Preparatory Sketch by William Dyce
William Dyce was a leading Victorian painter. He was appointed by Prince Albert and the Fine Arts Commission to produce several works of art for the Palace of Westminster. Dyce completed this sketch, entitled ‘Tristan Harping to Isolde’, in 1851. The sketch is part of his preparatory works for his scheme of works in the Robing Room, House of Lords.
House of Commons Portcullis chair
Pugin designed the iconic green Portcullis chair around 1850 for the furniture in the House of Commons. The chairs were originally intended for the Commons lobbies, but the design was later extended for use across the Commons. A version in red upholstery can be found throughout the House of Lords, including refreshment rooms, offices and committee rooms.

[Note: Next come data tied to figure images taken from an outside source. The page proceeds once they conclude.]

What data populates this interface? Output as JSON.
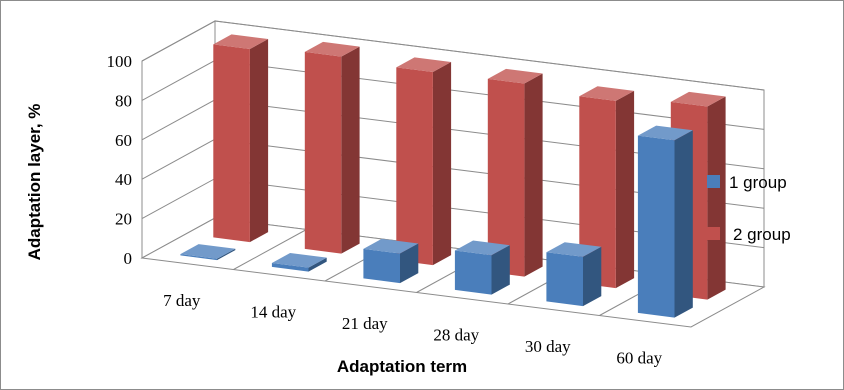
{
  "chart_data": {
    "type": "bar",
    "title": "",
    "xlabel": "Adaptation term",
    "ylabel": "Adaptation layer, %",
    "categories": [
      "7 day",
      "14 day",
      "21 day",
      "28 day",
      "30 day",
      "60 day"
    ],
    "ylim": [
      0,
      100
    ],
    "yticks": [
      0,
      20,
      40,
      60,
      80,
      100
    ],
    "grid": true,
    "legend_position": "right",
    "style": "3d-clustered-column",
    "series": [
      {
        "name": "1 group",
        "color": "#4a7ebb",
        "values": [
          0,
          2,
          15,
          20,
          25,
          90
        ]
      },
      {
        "name": "2 group",
        "color": "#c0504d",
        "values": [
          98,
          100,
          98,
          98,
          95,
          98
        ]
      }
    ]
  }
}
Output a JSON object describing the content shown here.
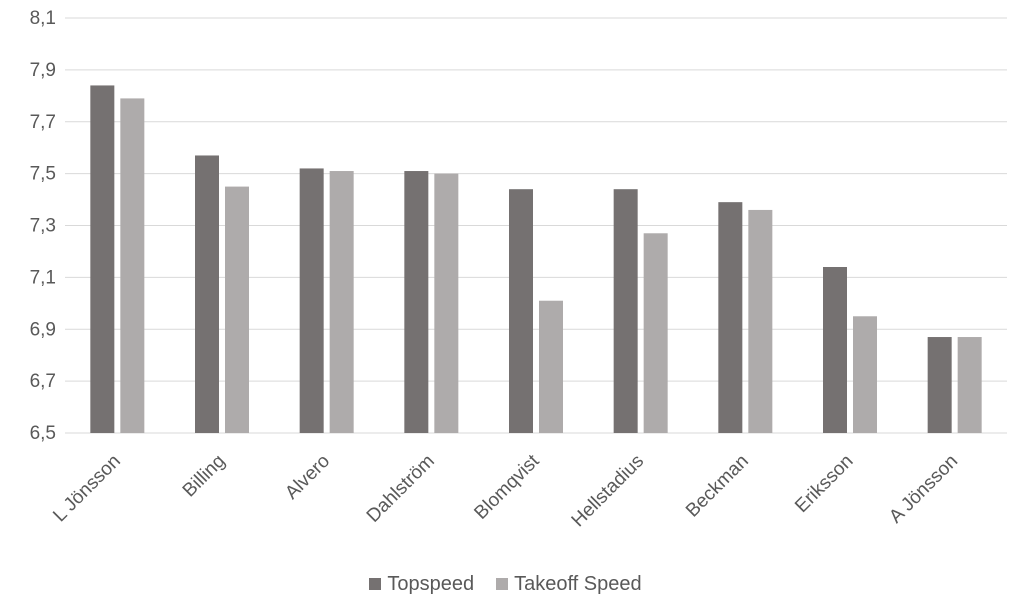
{
  "chart_data": {
    "type": "bar",
    "categories": [
      "L Jönsson",
      "Billing",
      "Alvero",
      "Dahlström",
      "Blomqvist",
      "Hellstadius",
      "Beckman",
      "Eriksson",
      "A Jönsson"
    ],
    "series": [
      {
        "name": "Topspeed",
        "color": "#757171",
        "values": [
          7.84,
          7.57,
          7.52,
          7.51,
          7.44,
          7.44,
          7.39,
          7.14,
          6.87
        ]
      },
      {
        "name": "Takeoff Speed",
        "color": "#aeabab",
        "values": [
          7.79,
          7.45,
          7.51,
          7.5,
          7.01,
          7.27,
          7.36,
          6.95,
          6.87
        ]
      }
    ],
    "ylim": [
      6.5,
      8.1
    ],
    "yticks": [
      6.5,
      6.7,
      6.9,
      7.1,
      7.3,
      7.5,
      7.7,
      7.9,
      8.1
    ],
    "ytick_labels": [
      "6,5",
      "6,7",
      "6,9",
      "7,1",
      "7,3",
      "7,5",
      "7,7",
      "7,9",
      "8,1"
    ],
    "title": "",
    "xlabel": "",
    "ylabel": "",
    "grid": true,
    "legend_position": "bottom",
    "gridline_color": "#d9d9d9",
    "label_color": "#595959"
  }
}
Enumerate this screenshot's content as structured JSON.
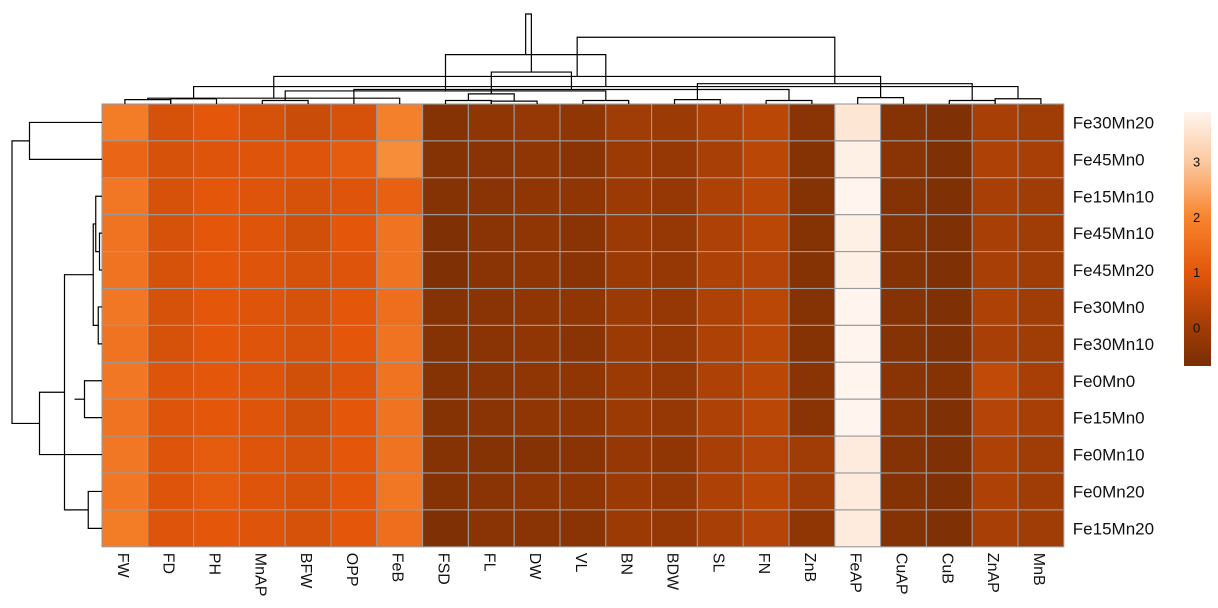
{
  "chart_data": {
    "type": "heatmap",
    "title": "",
    "xlabel": "",
    "ylabel": "",
    "columns": [
      "FW",
      "FD",
      "PH",
      "MnAP",
      "BFW",
      "OPP",
      "FeB",
      "FSD",
      "FL",
      "DW",
      "VL",
      "BN",
      "BDW",
      "SL",
      "FN",
      "ZnB",
      "FeAP",
      "CuAP",
      "CuB",
      "ZnAP",
      "MnB"
    ],
    "rows": [
      "Fe30Mn20",
      "Fe45Mn0",
      "Fe15Mn10",
      "Fe45Mn10",
      "Fe45Mn20",
      "Fe30Mn0",
      "Fe30Mn10",
      "Fe0Mn0",
      "Fe15Mn0",
      "Fe0Mn10",
      "Fe0Mn20",
      "Fe15Mn20"
    ],
    "values": [
      [
        1.8,
        0.8,
        1.0,
        0.8,
        0.6,
        0.8,
        1.9,
        -0.5,
        -0.3,
        -0.2,
        -0.3,
        0.0,
        -0.1,
        0.2,
        0.4,
        -0.4,
        3.6,
        -0.5,
        -0.6,
        0.1,
        0.0
      ],
      [
        1.3,
        0.8,
        0.9,
        0.9,
        0.9,
        1.1,
        2.1,
        -0.5,
        -0.4,
        -0.3,
        -0.4,
        -0.1,
        -0.2,
        0.1,
        0.4,
        -0.5,
        3.8,
        -0.4,
        -0.6,
        0.2,
        0.1
      ],
      [
        1.7,
        0.8,
        1.0,
        0.9,
        0.8,
        0.9,
        1.2,
        -0.5,
        -0.4,
        -0.3,
        -0.3,
        -0.1,
        -0.2,
        0.2,
        0.4,
        -0.5,
        3.9,
        -0.5,
        -0.6,
        0.1,
        0.0
      ],
      [
        1.6,
        0.8,
        1.0,
        0.9,
        0.7,
        1.0,
        1.6,
        -0.6,
        -0.4,
        -0.3,
        -0.4,
        -0.1,
        -0.2,
        0.2,
        0.4,
        -0.5,
        3.8,
        -0.5,
        -0.6,
        0.1,
        0.0
      ],
      [
        1.6,
        0.8,
        1.0,
        0.9,
        0.8,
        0.9,
        1.6,
        -0.6,
        -0.4,
        -0.3,
        -0.4,
        -0.1,
        -0.2,
        0.2,
        0.3,
        -0.5,
        3.8,
        -0.5,
        -0.6,
        0.1,
        0.0
      ],
      [
        1.7,
        0.8,
        1.0,
        0.9,
        0.8,
        1.0,
        1.5,
        -0.5,
        -0.4,
        -0.3,
        -0.3,
        -0.1,
        -0.2,
        0.2,
        0.4,
        -0.5,
        3.9,
        -0.5,
        -0.6,
        0.2,
        0.0
      ],
      [
        1.6,
        0.8,
        1.0,
        0.9,
        0.8,
        1.0,
        1.6,
        -0.5,
        -0.4,
        -0.3,
        -0.4,
        -0.1,
        -0.2,
        0.2,
        0.4,
        -0.5,
        3.9,
        -0.5,
        -0.6,
        0.1,
        0.0
      ],
      [
        1.7,
        0.9,
        1.0,
        0.9,
        0.7,
        0.9,
        1.6,
        -0.5,
        -0.4,
        -0.3,
        -0.3,
        -0.1,
        -0.2,
        0.2,
        0.4,
        -0.4,
        3.9,
        -0.4,
        -0.5,
        0.5,
        0.1
      ],
      [
        1.6,
        0.9,
        1.0,
        0.9,
        0.7,
        1.0,
        1.6,
        -0.5,
        -0.4,
        -0.3,
        -0.3,
        -0.1,
        -0.2,
        0.2,
        0.4,
        -0.4,
        3.9,
        -0.4,
        -0.6,
        0.3,
        0.1
      ],
      [
        1.7,
        0.9,
        1.1,
        0.9,
        0.8,
        1.0,
        1.6,
        -0.5,
        -0.5,
        -0.5,
        -0.4,
        -0.2,
        -0.3,
        0.1,
        0.3,
        0.0,
        3.7,
        -0.5,
        -0.6,
        0.2,
        0.0
      ],
      [
        1.7,
        0.9,
        1.1,
        0.9,
        0.8,
        1.0,
        1.7,
        -0.5,
        -0.4,
        -0.3,
        -0.3,
        -0.1,
        -0.2,
        0.2,
        0.4,
        0.0,
        3.7,
        -0.5,
        -0.6,
        0.2,
        0.0
      ],
      [
        1.8,
        0.9,
        1.0,
        0.9,
        0.8,
        1.0,
        1.5,
        -0.6,
        -0.4,
        -0.4,
        -0.4,
        -0.1,
        -0.2,
        0.1,
        0.3,
        -0.3,
        3.7,
        -0.5,
        -0.6,
        0.1,
        0.0
      ]
    ],
    "color_scale": {
      "min": -0.7,
      "max": 3.9,
      "stops": [
        {
          "value": -0.7,
          "color": "#7a2e05"
        },
        {
          "value": 0.0,
          "color": "#a03c05"
        },
        {
          "value": 1.0,
          "color": "#e4570b"
        },
        {
          "value": 2.0,
          "color": "#f7852e"
        },
        {
          "value": 3.0,
          "color": "#fbc9a0"
        },
        {
          "value": 3.9,
          "color": "#fff5ee"
        }
      ]
    },
    "legend": {
      "position": "right",
      "ticks": [
        0,
        1,
        2,
        3
      ]
    },
    "cell_border_color": "#9a9a9a",
    "dendrogram_color": "#000000",
    "col_dendrogram": {
      "links": [
        [
          0,
          1,
          0.15
        ],
        [
          8,
          9,
          0.1
        ],
        [
          7,
          8,
          0.12
        ],
        [
          14,
          15,
          0.12
        ],
        [
          18,
          19,
          0.12
        ],
        [
          19,
          20,
          0.18
        ],
        [
          10,
          11,
          0.12
        ],
        [
          3,
          4,
          0.12
        ],
        [
          12,
          13,
          0.15
        ],
        [
          1,
          2,
          0.18
        ],
        [
          21,
          6,
          0.2
        ],
        [
          16,
          17,
          0.22
        ],
        [
          22,
          23,
          0.35
        ],
        [
          5,
          24,
          0.5
        ],
        [
          27,
          28,
          0.45
        ],
        [
          26,
          30,
          0.6
        ],
        [
          25,
          29,
          0.7
        ],
        [
          31,
          32,
          0.95
        ],
        [
          33,
          34,
          1.1
        ],
        [
          35,
          36,
          1.7
        ],
        [
          37,
          38,
          2.3
        ],
        [
          39,
          40,
          3.1
        ]
      ],
      "max_height": 3.1
    },
    "row_dendrogram": {
      "links": [
        [
          3,
          4,
          0.1
        ],
        [
          5,
          6,
          0.15
        ],
        [
          2,
          12,
          0.25
        ],
        [
          13,
          14,
          0.35
        ],
        [
          10,
          11,
          0.55
        ],
        [
          7,
          8,
          0.7
        ],
        [
          17,
          18,
          1.1
        ],
        [
          15,
          16,
          1.5
        ],
        [
          9,
          19,
          2.5
        ],
        [
          0,
          1,
          2.9
        ],
        [
          20,
          21,
          3.6
        ]
      ],
      "max_height": 3.6
    }
  }
}
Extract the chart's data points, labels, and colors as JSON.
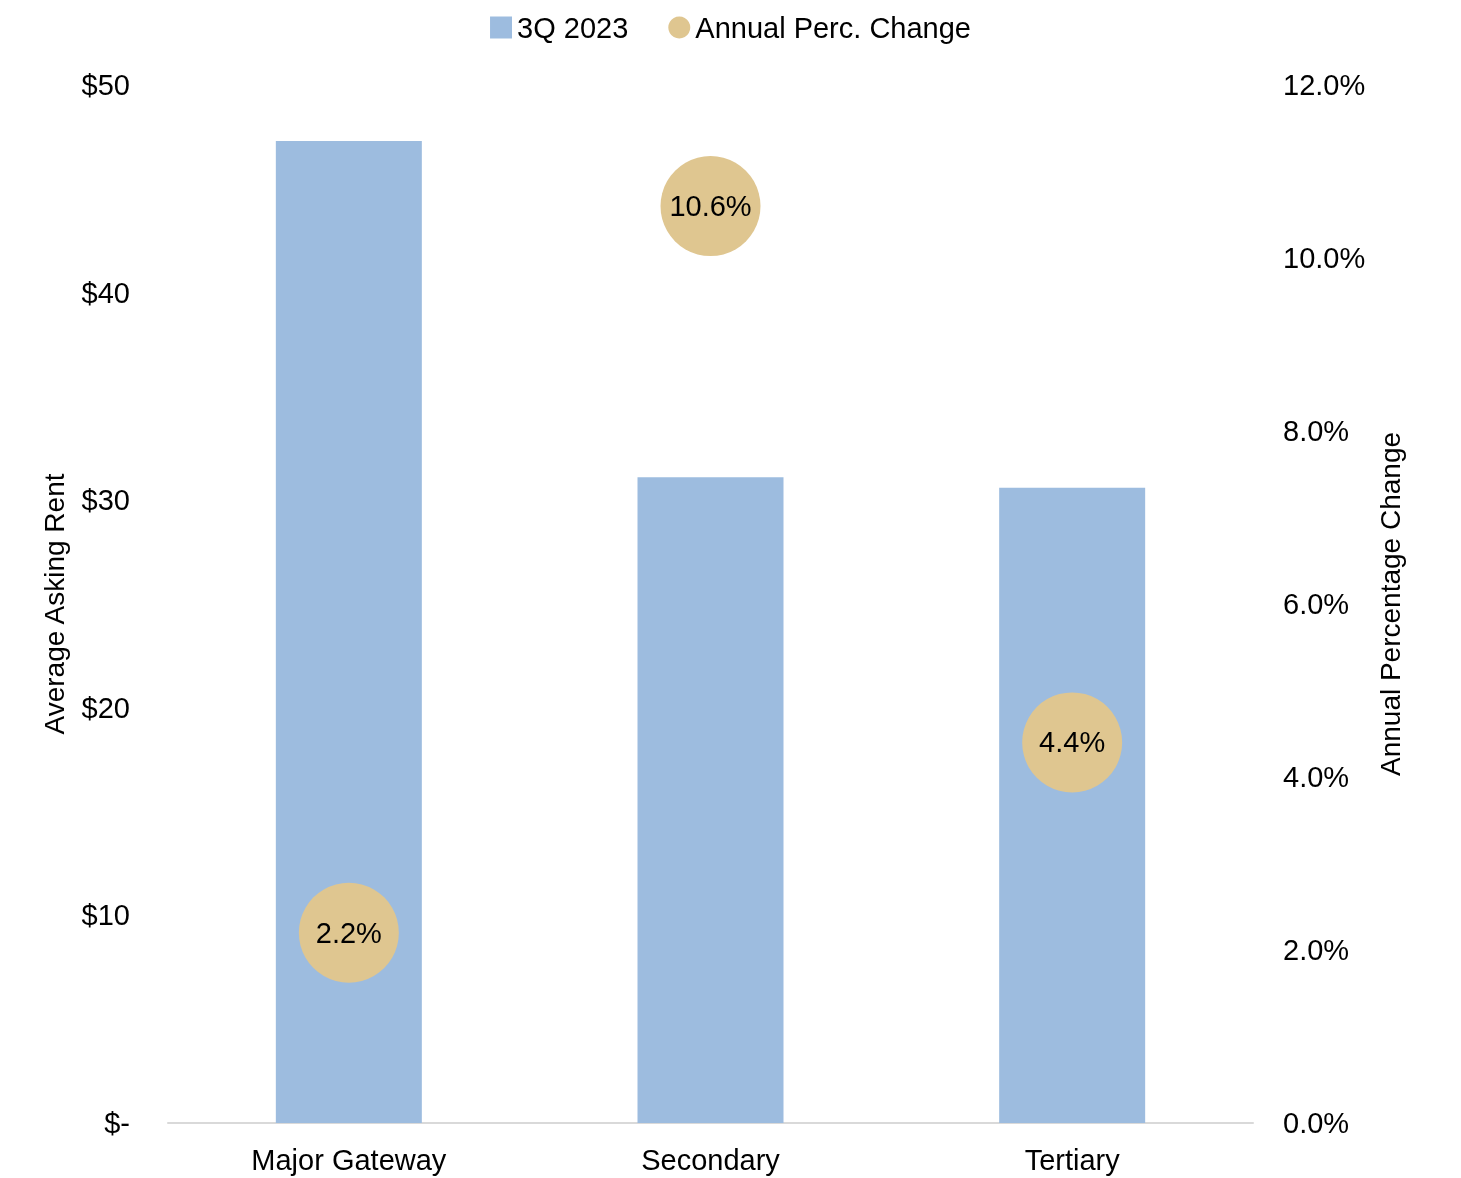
{
  "chart_data": {
    "type": "bar",
    "categories": [
      "Major Gateway",
      "Secondary",
      "Tertiary"
    ],
    "series": [
      {
        "name": "3Q 2023",
        "color": "#9dbcdf",
        "values": [
          47.3,
          31.1,
          30.6
        ]
      },
      {
        "name": "Annual Perc. Change",
        "type": "scatter",
        "axis": "y2",
        "marker": "circle",
        "color": "#dfc690",
        "values": [
          2.2,
          10.6,
          4.4
        ],
        "value_labels": [
          "2.2%",
          "10.6%",
          "4.4%"
        ]
      }
    ],
    "ylabel": "Average Asking Rent",
    "y2label": "Annual Percentage Change",
    "ylim": [
      0,
      50
    ],
    "yticks": [
      {
        "value": 0,
        "label": "$-"
      },
      {
        "value": 10,
        "label": "$10"
      },
      {
        "value": 20,
        "label": "$20"
      },
      {
        "value": 30,
        "label": "$30"
      },
      {
        "value": 40,
        "label": "$40"
      },
      {
        "value": 50,
        "label": "$50"
      }
    ],
    "y2lim": [
      0,
      12
    ],
    "y2ticks": [
      {
        "value": 0,
        "label": "0.0%"
      },
      {
        "value": 2,
        "label": "2.0%"
      },
      {
        "value": 4,
        "label": "4.0%"
      },
      {
        "value": 6,
        "label": "6.0%"
      },
      {
        "value": 8,
        "label": "8.0%"
      },
      {
        "value": 10,
        "label": "10.0%"
      },
      {
        "value": 12,
        "label": "12.0%"
      }
    ],
    "grid": false,
    "legend": "top"
  }
}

This stained-glass panel comprises original elements designed by Pugin. It was manufactured by Hardman and co. The panel is believed to have been reconstructed after their damage in the first world war. The presence of so many ‘VR’ motifs, the royal cypher for Queen Victoria, indicates it likely originated from the original Victorian glazing schemes.
Carved Wooden Panel
This decorative oak panel, likely from the Royal Gallery in the House of Lords, was designed by Pugin and features carved foliage motifs. Its an excellent example of the skilful carving that was used to adorn the interiors of the Palace of Westminster. It showcases the influence of the medieval styles and techniques that inspired Pugin’s work.
Architect’s model of the north façade of Westminster Hall
Created in 1832-33, this intricate model by an unknown maker is made of wood and card. It represents the North façade of Westminster Hall. This representation of the hall was made after the restoration works carried out by Sir John Soane’s in 1810 so it shows the how the façade has evolved over time.